いよいよ月下美人の開花が迫っている。純白の大輪の花が暗闇の中で、今や遅しとうごめいている。今までは外の玄関横に置いていたが、開花の瞬間をとらえるには明かりが必要ということで、玄関の中へ鉢を移動させた。

七個と思っていた蕾が実は八個あり、末広がりでラッキーだぜ。今宵はそのうちの五個が開花する模様。もう七分咲きだ。風もないのに小刻みに花びらが振動している。開花は時間の問題だ。僕はパソコンで、この備忘録をしたためながら玄関へ行ったり来たり。その都度、明かりを灯したり消したり。

わおーーーーーっ、午後八時十五分・・・開花だあーーーーー。僕はすかさずデジカメのシャッターを押す。美しい・・・・。この世の花とは思えない。まさに我が家に舞い降りた天女達。
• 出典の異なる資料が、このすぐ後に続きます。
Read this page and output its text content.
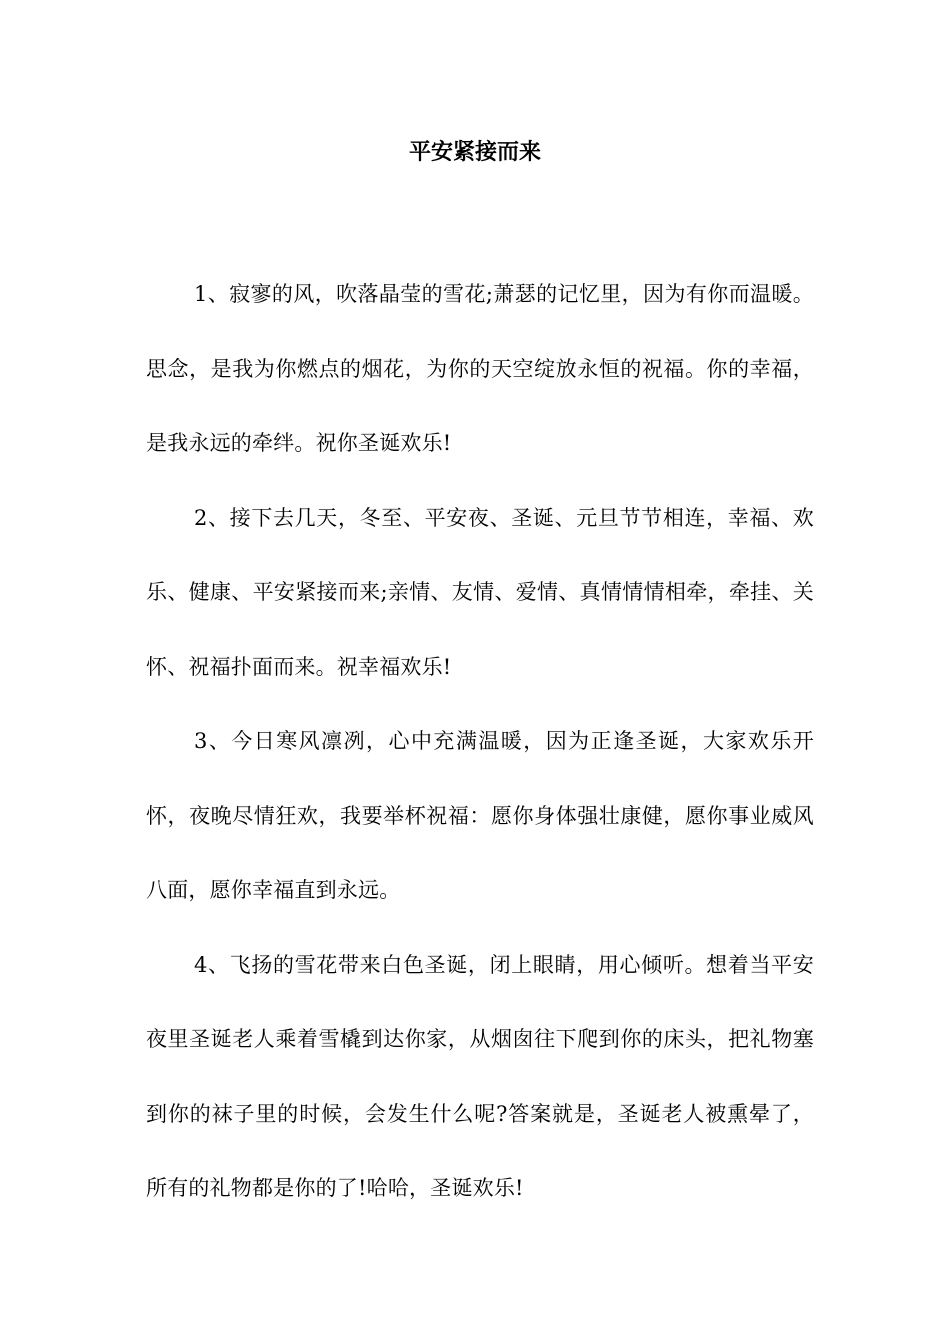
平安紧接而来

1、寂寥的风，吹落晶莹的雪花;萧瑟的记忆里，因为有你而温暖。思念，是我为你燃点的烟花，为你的天空绽放永恒的祝福。你的幸福，是我永远的牵绊。祝你圣诞欢乐!

2、接下去几天，冬至、平安夜、圣诞、元旦节节相连，幸福、欢乐、健康、平安紧接而来;亲情、友情、爱情、真情情情相牵，牵挂、关怀、祝福扑面而来。祝幸福欢乐!

3、今日寒风凛冽，心中充满温暖，因为正逢圣诞，大家欢乐开怀，夜晚尽情狂欢，我要举杯祝福：愿你身体强壮康健，愿你事业威风八面，愿你幸福直到永远。

4、飞扬的雪花带来白色圣诞，闭上眼睛，用心倾听。想着当平安夜里圣诞老人乘着雪橇到达你家，从烟囱往下爬到你的床头，把礼物塞到你的袜子里的时候，会发生什么呢?答案就是，圣诞老人被熏晕了，所有的礼物都是你的了!哈哈，圣诞欢乐!
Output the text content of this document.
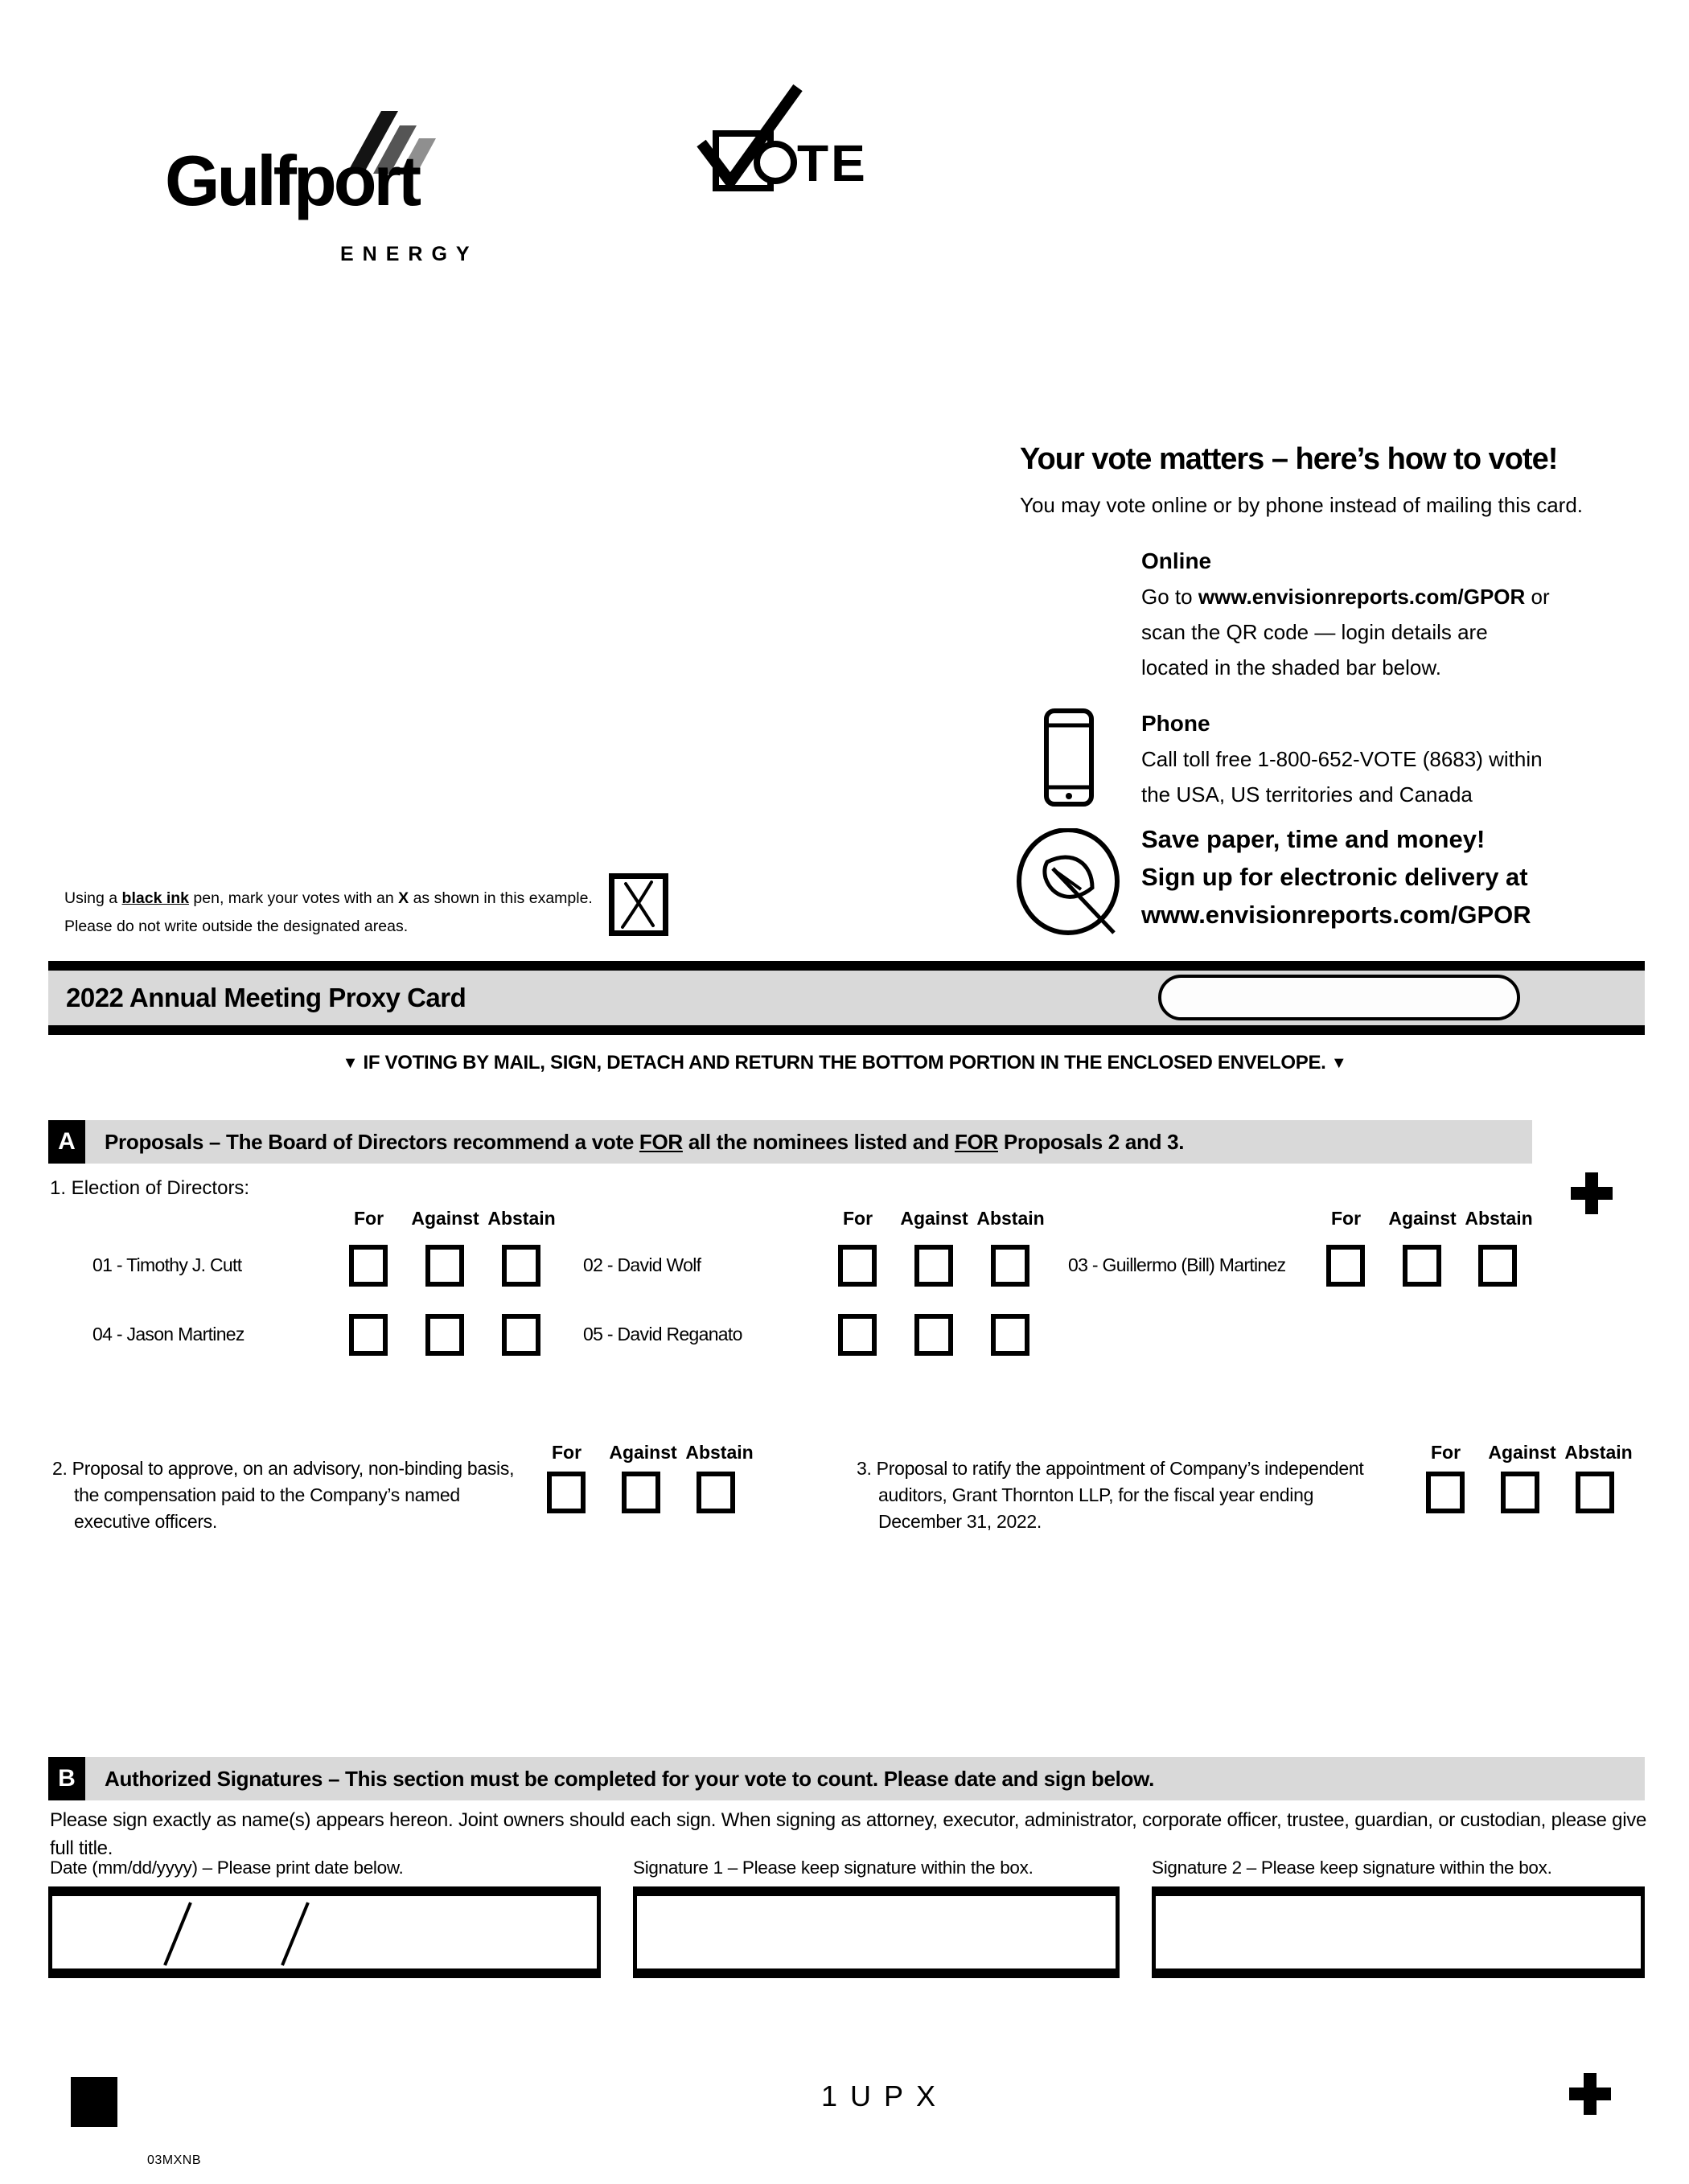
Gulfport
ENERGY
TE
Your vote matters – here’s how to vote!
You may vote online or by phone instead of mailing this card.
Online
Go to www.envisionreports.com/GPOR or
scan the QR code — login details are
located in the shaded bar below.
Phone
Call toll free 1-800-652-VOTE (8683) within
the USA, US territories and Canada
Save paper, time and money!
Sign up for electronic delivery at
www.envisionreports.com/GPOR
Using a black ink pen, mark your votes with an X as shown in this example.
Please do not write outside the designated areas.
2022 Annual Meeting Proxy Card
▼ IF VOTING BY MAIL, SIGN, DETACH AND RETURN THE BOTTOM PORTION IN THE ENCLOSED ENVELOPE. ▼
A	Proposals – The Board of Directors recommend a vote FOR all the nominees listed and FOR Proposals 2 and 3.
1. Election of Directors:
For	Against Abstain	For	Against Abstain	For	Against Abstain
01 - Timothy J. Cutt	02 - David Wolf	03 - Guillermo (Bill) Martinez
04 - Jason Martinez	05 - David Reganato
For	Against Abstain
2. Proposal to approve, on an advisory, non-binding basis,
the compensation paid to the Company’s named
executive officers.
For	Against Abstain
3. Proposal to ratify the appointment of Company’s independent
auditors, Grant Thornton LLP, for the fiscal year ending
December 31, 2022.
B	Authorized Signatures – This section must be completed for your vote to count. Please date and sign below.
Please sign exactly as name(s) appears hereon. Joint owners should each sign. When signing as attorney, executor, administrator, corporate officer, trustee, guardian, or custodian, please give full title.
Date (mm/dd/yyyy) – Please print date below.	Signature 1 – Please keep signature within the box.	Signature 2 – Please keep signature within the box.
1UPX
03MXNB
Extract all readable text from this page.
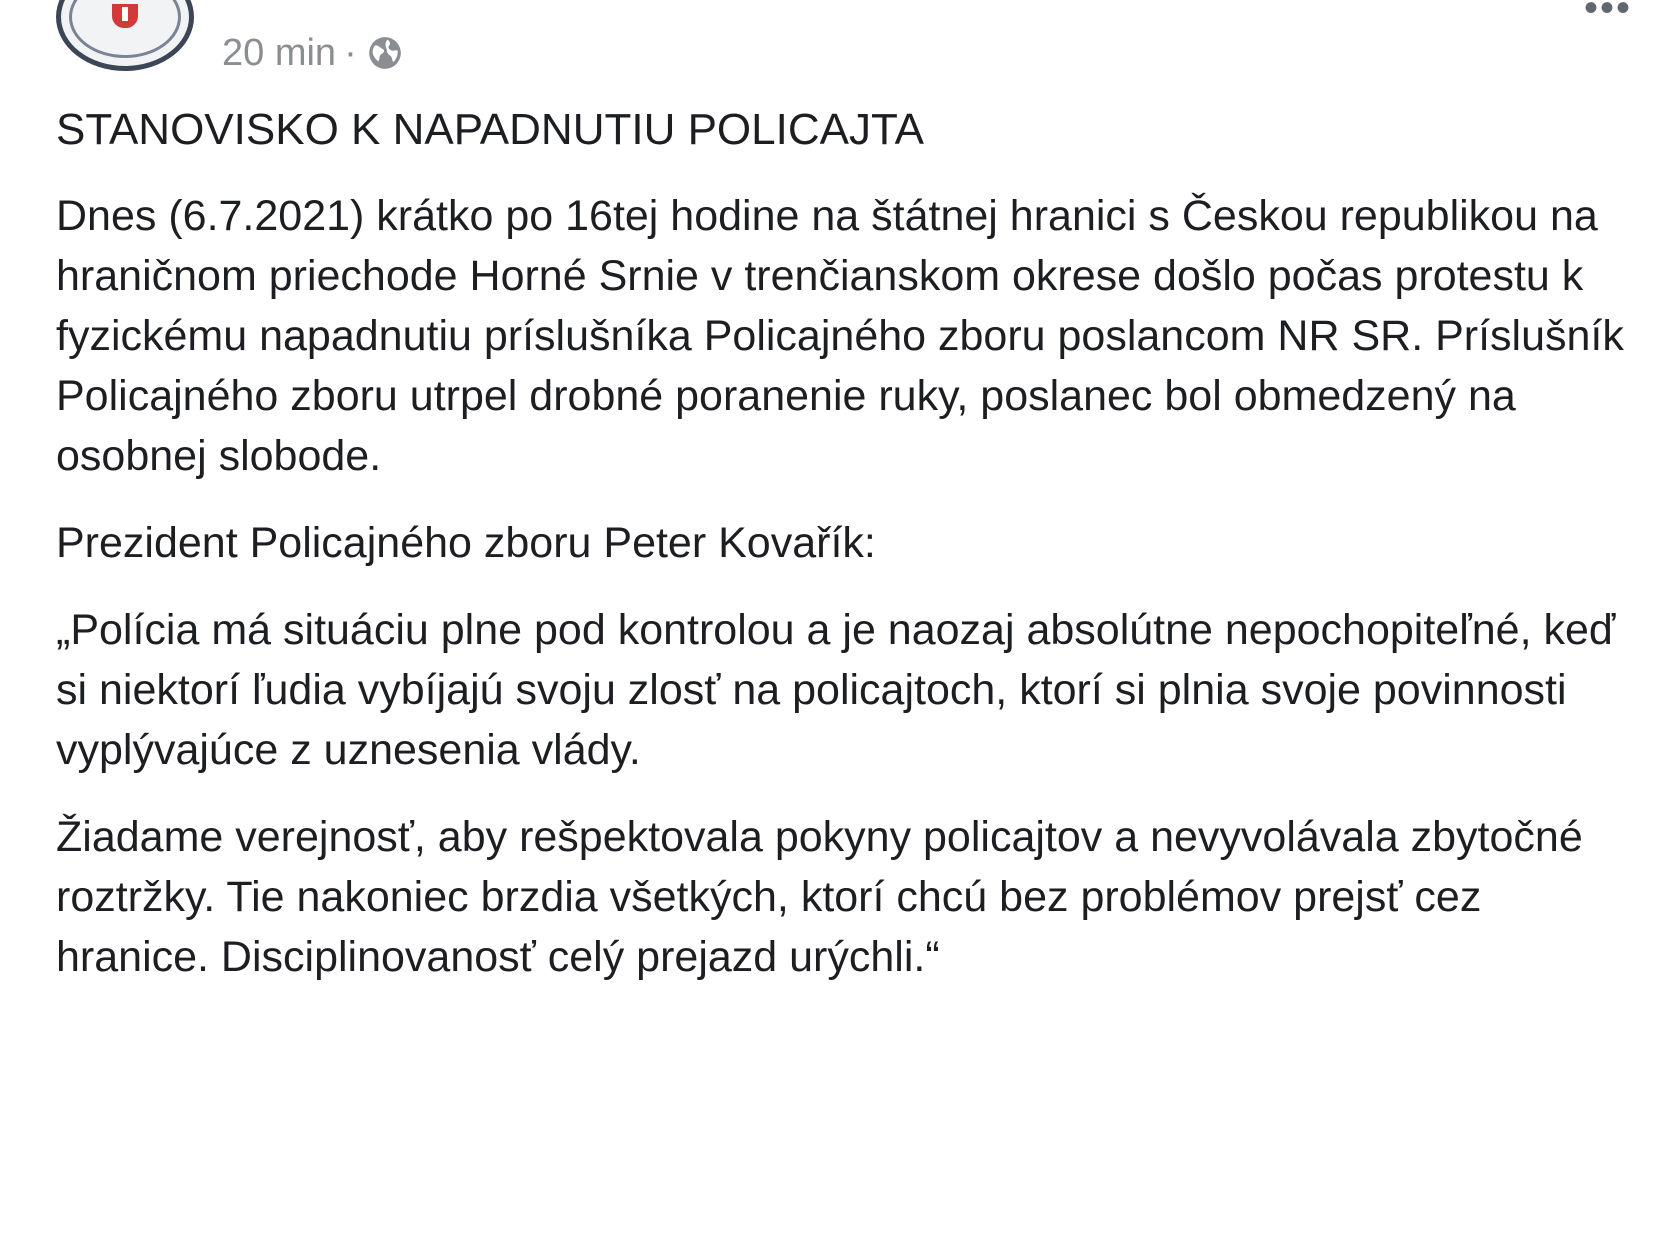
20 min ·
•••

STANOVISKO K NAPADNUTIU POLICAJTA

Dnes (6.7.2021) krátko po 16tej hodine na štátnej hranici s Českou republikou na hraničnom priechode Horné Srnie v trenčianskom okrese došlo počas protestu k fyzickému napadnutiu príslušníka Policajného zboru poslancom NR SR. Príslušník Policajného zboru utrpel drobné poranenie ruky, poslanec bol obmedzený na osobnej slobode.

Prezident Policajného zboru Peter Kovařík:

„Polícia má situáciu plne pod kontrolou a je naozaj absolútne nepochopiteľné, keď si niektorí ľudia vybíjajú svoju zlosť na policajtoch, ktorí si plnia svoje povinnosti vyplývajúce z uznesenia vlády.

Žiadame verejnosť, aby rešpektovala pokyny policajtov a nevyvolávala zbytočné roztržky. Tie nakoniec brzdia všetkých, ktorí chcú bez problémov prejsť cez hranice. Disciplinovanosť celý prejazd urýchli.“
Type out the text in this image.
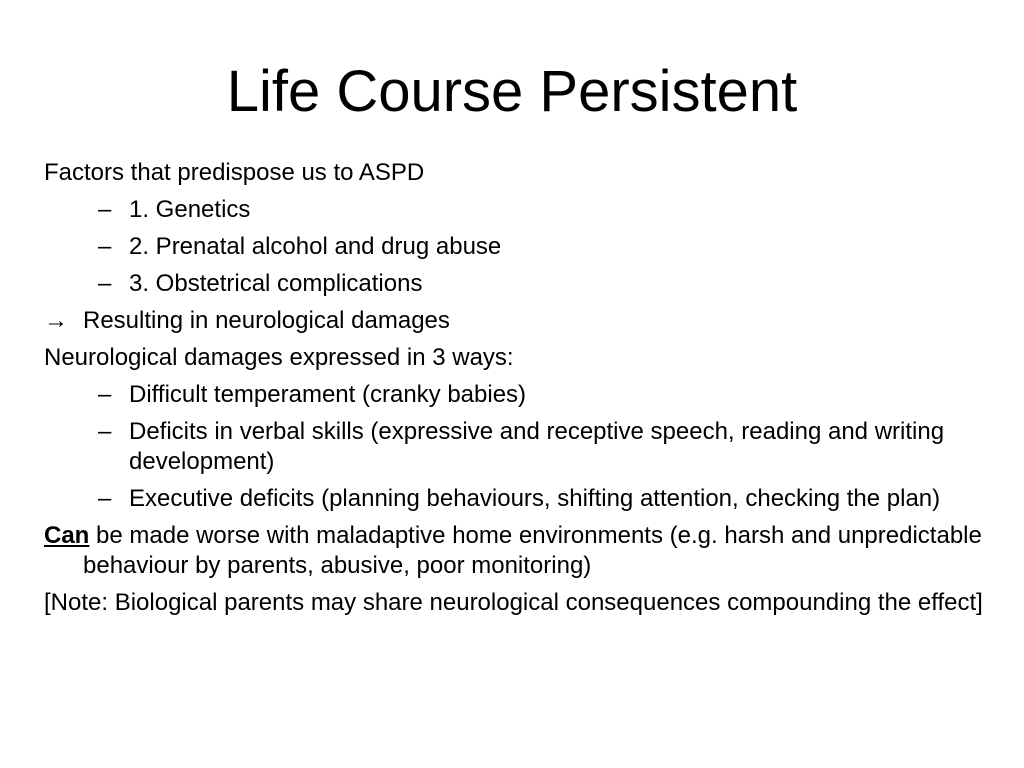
Life Course Persistent
Factors that predispose us to ASPD
– 1. Genetics
– 2. Prenatal alcohol and drug abuse
– 3. Obstetrical complications
→ Resulting in neurological damages
Neurological damages expressed in 3 ways:
– Difficult temperament (cranky babies)
– Deficits in verbal skills (expressive and receptive speech, reading and writing development)
– Executive deficits (planning behaviours, shifting attention, checking the plan)
Can be made worse with maladaptive home environments (e.g. harsh and unpredictable behaviour by parents, abusive, poor monitoring)
[Note: Biological parents may share neurological consequences compounding the effect]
ろくろ首のように、細長い首をもたげ、僕に何かを告げようとしている。「はかない命だけれど、これが私達の精一杯の感謝の気持よ。どうぞ愛でて・・・」とでも言いたげである。

僕は思わず花びらの中に顔を埋めて、天女の1人1人に接吻をする。甘酸っぱい香りが頬を包み込む。至福の瞬間だ。ヤッホーと叫びたくなる。

朝になれば精気をを失った花びらは、だらりと首を落としている。輝いたという記憶だけを残して。なんかの歌の歌詞みたいだなあーー。まああいいか?。そんな天女達が限りなくいとおしい。

僕は思う。たいした輝きを残さなくても良いが、生きたという証だけは残したい。